William Arthur Ward explained, “The mediocre teacher tells, the good teacher explains, the superior teacher demonstrates, the great teacher inspires.” The way teachers act and teach affect how they’re observed by the students. In order for the teacher to be classified a superior teacher by the pupil, each pupil will have a different list of qualities that describe their preferred teacher; our list of preferred qualities will depend on who we are. During the school day, I have different teachers with different characteristics. I have grown to recognize which characteristics I value over others. My ideal teacher would have some of these features. The characteristics for my ideal teacher would be: focused on how the classroom appears to the students, organized, and authoritative yet friendly.
To begin, one primary characteristic of my ideal teacher is how they make their classroom appear. I like it when our instructors acknowledge that we spend a lot of time in their classroom. One of my past teachers that possessed this characteristic was Mrs. Davisson. She was my eighth grade English teacher and a particular favorite teacher of mine. She was always thinking of different ways to improve our classroom to impact our learning in a positive way. By the end of the year we had different tables, wobble chairs, yoga balls, and other kinds of chairs. Her only limit to which seating situation we used was that it had to help you and didn’t distract you from learning. Another thing that makes me more comfortable is when teachers have quotes or pictures hanging in their classroom. I am fond of motivational quotes. When I am able to observe them it helps me become more relaxed and adds more personality to the classroom. It makes it less dull and more calming. One thing that distracts me, though, is when classrooms aren’t organized.

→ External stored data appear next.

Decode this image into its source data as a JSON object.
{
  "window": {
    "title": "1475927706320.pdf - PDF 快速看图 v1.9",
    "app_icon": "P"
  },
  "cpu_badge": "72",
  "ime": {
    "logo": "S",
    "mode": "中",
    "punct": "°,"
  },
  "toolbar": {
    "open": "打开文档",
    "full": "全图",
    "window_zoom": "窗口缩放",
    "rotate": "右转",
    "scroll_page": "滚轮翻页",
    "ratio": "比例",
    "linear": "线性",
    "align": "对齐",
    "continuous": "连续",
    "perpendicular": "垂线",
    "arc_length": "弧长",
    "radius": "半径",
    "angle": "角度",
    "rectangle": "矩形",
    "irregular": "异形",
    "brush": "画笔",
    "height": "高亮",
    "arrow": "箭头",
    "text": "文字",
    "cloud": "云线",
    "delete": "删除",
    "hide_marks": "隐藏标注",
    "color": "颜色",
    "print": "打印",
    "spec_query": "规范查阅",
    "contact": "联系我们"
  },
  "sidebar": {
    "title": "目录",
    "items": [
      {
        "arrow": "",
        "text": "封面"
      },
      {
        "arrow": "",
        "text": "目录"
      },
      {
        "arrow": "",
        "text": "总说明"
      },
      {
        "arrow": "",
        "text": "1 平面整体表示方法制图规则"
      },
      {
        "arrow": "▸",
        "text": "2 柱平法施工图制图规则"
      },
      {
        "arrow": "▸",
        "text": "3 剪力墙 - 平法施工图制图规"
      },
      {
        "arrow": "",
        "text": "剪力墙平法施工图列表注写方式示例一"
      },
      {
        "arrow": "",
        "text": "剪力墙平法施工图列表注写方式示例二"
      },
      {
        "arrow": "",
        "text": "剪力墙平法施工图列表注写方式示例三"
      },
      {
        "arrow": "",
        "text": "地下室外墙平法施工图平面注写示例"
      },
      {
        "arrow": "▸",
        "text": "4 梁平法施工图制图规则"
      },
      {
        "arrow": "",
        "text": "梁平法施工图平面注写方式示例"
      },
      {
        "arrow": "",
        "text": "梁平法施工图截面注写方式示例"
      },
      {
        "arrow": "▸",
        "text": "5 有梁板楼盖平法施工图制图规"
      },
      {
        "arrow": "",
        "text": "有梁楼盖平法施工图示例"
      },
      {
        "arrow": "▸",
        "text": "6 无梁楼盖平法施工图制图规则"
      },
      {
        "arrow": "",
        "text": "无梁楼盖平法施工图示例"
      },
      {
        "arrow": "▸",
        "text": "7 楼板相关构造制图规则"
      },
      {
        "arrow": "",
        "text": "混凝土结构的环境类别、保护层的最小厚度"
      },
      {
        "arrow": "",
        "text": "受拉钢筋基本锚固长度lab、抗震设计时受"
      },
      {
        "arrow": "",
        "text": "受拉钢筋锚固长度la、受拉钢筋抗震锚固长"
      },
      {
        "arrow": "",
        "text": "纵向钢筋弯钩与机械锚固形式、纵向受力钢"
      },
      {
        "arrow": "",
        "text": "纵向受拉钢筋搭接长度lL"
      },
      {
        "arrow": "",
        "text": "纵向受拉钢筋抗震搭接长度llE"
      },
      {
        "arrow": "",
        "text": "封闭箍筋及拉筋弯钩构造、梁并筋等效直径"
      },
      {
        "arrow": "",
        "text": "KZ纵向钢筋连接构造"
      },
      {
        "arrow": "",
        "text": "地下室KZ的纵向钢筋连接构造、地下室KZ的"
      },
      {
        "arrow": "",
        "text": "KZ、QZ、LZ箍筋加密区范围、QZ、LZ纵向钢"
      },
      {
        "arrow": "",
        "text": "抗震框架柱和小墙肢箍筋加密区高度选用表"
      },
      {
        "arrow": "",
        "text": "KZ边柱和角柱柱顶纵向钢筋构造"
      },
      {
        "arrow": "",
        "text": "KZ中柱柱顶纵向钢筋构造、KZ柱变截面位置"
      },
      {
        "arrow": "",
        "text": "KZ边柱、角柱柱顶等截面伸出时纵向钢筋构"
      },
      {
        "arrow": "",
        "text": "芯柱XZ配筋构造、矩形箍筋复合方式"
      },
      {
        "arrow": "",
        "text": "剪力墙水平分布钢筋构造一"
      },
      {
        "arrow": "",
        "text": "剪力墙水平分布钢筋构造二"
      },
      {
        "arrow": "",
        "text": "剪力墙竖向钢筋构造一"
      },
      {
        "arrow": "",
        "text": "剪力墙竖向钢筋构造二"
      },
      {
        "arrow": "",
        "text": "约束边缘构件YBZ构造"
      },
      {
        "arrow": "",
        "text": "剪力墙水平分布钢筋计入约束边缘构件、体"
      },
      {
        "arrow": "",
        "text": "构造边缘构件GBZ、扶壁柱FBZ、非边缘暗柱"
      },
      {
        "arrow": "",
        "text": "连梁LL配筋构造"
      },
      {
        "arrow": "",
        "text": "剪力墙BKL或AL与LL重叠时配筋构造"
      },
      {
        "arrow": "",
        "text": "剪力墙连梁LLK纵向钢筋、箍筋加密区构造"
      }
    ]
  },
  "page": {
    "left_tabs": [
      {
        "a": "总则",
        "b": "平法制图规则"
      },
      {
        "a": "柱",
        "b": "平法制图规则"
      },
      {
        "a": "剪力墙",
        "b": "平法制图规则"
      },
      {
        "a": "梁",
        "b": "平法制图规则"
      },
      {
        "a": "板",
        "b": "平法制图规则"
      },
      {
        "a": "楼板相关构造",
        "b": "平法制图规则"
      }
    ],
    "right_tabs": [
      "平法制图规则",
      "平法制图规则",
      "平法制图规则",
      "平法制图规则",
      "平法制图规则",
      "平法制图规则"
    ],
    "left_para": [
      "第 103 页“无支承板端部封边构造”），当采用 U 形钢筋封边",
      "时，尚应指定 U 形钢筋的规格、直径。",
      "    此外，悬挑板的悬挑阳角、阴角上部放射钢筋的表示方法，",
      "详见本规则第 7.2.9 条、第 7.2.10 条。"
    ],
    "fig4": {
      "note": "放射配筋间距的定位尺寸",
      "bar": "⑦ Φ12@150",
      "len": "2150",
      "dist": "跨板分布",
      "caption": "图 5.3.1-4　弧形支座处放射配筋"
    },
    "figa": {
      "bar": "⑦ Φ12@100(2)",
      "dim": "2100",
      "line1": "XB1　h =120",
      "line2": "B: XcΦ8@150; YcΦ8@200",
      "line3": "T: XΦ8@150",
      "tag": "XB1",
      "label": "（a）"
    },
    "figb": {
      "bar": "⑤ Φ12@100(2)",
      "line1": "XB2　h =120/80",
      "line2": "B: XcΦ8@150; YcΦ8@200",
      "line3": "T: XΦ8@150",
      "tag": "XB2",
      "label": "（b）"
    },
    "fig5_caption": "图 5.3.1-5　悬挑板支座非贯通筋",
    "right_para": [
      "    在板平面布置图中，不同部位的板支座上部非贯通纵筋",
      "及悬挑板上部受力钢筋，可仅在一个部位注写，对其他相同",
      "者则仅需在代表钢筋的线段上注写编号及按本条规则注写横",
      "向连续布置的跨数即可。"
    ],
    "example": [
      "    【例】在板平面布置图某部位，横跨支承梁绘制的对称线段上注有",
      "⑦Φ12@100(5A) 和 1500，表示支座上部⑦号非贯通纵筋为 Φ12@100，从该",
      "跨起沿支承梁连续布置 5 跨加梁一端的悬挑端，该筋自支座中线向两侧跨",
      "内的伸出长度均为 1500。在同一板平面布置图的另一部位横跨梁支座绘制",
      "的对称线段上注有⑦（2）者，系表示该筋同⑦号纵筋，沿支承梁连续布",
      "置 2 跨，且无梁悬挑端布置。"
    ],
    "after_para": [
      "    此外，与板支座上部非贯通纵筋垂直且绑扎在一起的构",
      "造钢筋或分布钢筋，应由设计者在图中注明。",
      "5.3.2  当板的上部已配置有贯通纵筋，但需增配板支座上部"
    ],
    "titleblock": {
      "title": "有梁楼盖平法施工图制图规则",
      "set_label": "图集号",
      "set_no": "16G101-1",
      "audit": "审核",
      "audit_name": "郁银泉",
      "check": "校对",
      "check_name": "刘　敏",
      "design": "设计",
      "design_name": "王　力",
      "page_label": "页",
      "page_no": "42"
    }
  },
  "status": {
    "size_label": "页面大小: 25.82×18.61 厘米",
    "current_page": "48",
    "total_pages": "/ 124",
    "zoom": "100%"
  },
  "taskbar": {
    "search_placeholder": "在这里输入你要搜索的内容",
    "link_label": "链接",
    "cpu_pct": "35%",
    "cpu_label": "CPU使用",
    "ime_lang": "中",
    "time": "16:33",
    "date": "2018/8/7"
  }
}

To continue, the second characteristic of my ideal teacher is organization, both in how they teach and how they organize their classroom. One thing that always distracts me is a teacher who has a disorganized classroom or desk. I always have this urge to go up to the desk and start organizing it: stacking paper in neat piles, putting things in place, and making sure it looks nicely organized. The teacher needs to be organized with lessons and have a lesson plan. I like teachers who have a solid vision of what they are doing for the week. I understand that sometimes things don’t always go as planned and might change, but I prefer the teacher to have a plan of what will be covered or assigned the next day. I tend to be organized; I keep a planner that lists all of my classes with spaces to put assignments or what we are doing in class that day. I always strive to be organized. I try to set out everything I need for the next day so I don’t need to rush around looking for things in the morning when my brother is waiting for me. Everything has a place where it belongs. I respect the quality of being organized in my teachers. However, while it is important for a teacher to be well-organized, I feel that the most important characteristic of the ideal teacher is how the teacher acts.
Next, in order for my teacher to be an ideal teacher, he/she must be nice and friendly but also maintain authority. One of my favorite things is when teachers tell us stories, whether it is related to the lesson or not. I like it when all of sudden a teacher will start telling us a story that he/she just remembered. It’s important for us all to laugh sometimes--this tends to help us to be less stressed and lifts our spirits. Even with the stories and friendliness, there must be authority. There has to be rules and order to have an effective learning environment. One of the teachers that I had that showed both of these qualities was Mr. Strauss, my eighth grade Global Studies teacher. He had a rule that no one should talk when he talked. This rule was difficult for some people in the class, but it benefited our learning. Even though he was strict at times, he would tell us funny stories about his dog. He made sure we understood what we were learning but also that we were having fun. This matters a lot and is a requirement for my ideal teacher.
To conclude, these three things matter a lot and add up to my ideal teacher. The teacher would be focused on how their classroom appears so it isn’t distracting and is a place where I can learn. The teacher would be organized in their lesson plans and classroom. The teacher must also have authority but still be friendly, having rules but still have fun. My ideal teacher would improve my learning environment, where I’m able to concentrate and be more relaxed. This would make a mediocre teacher into a great teacher. I’m excited to continue my education and add to my list of characteristics that would make my ideal teacher.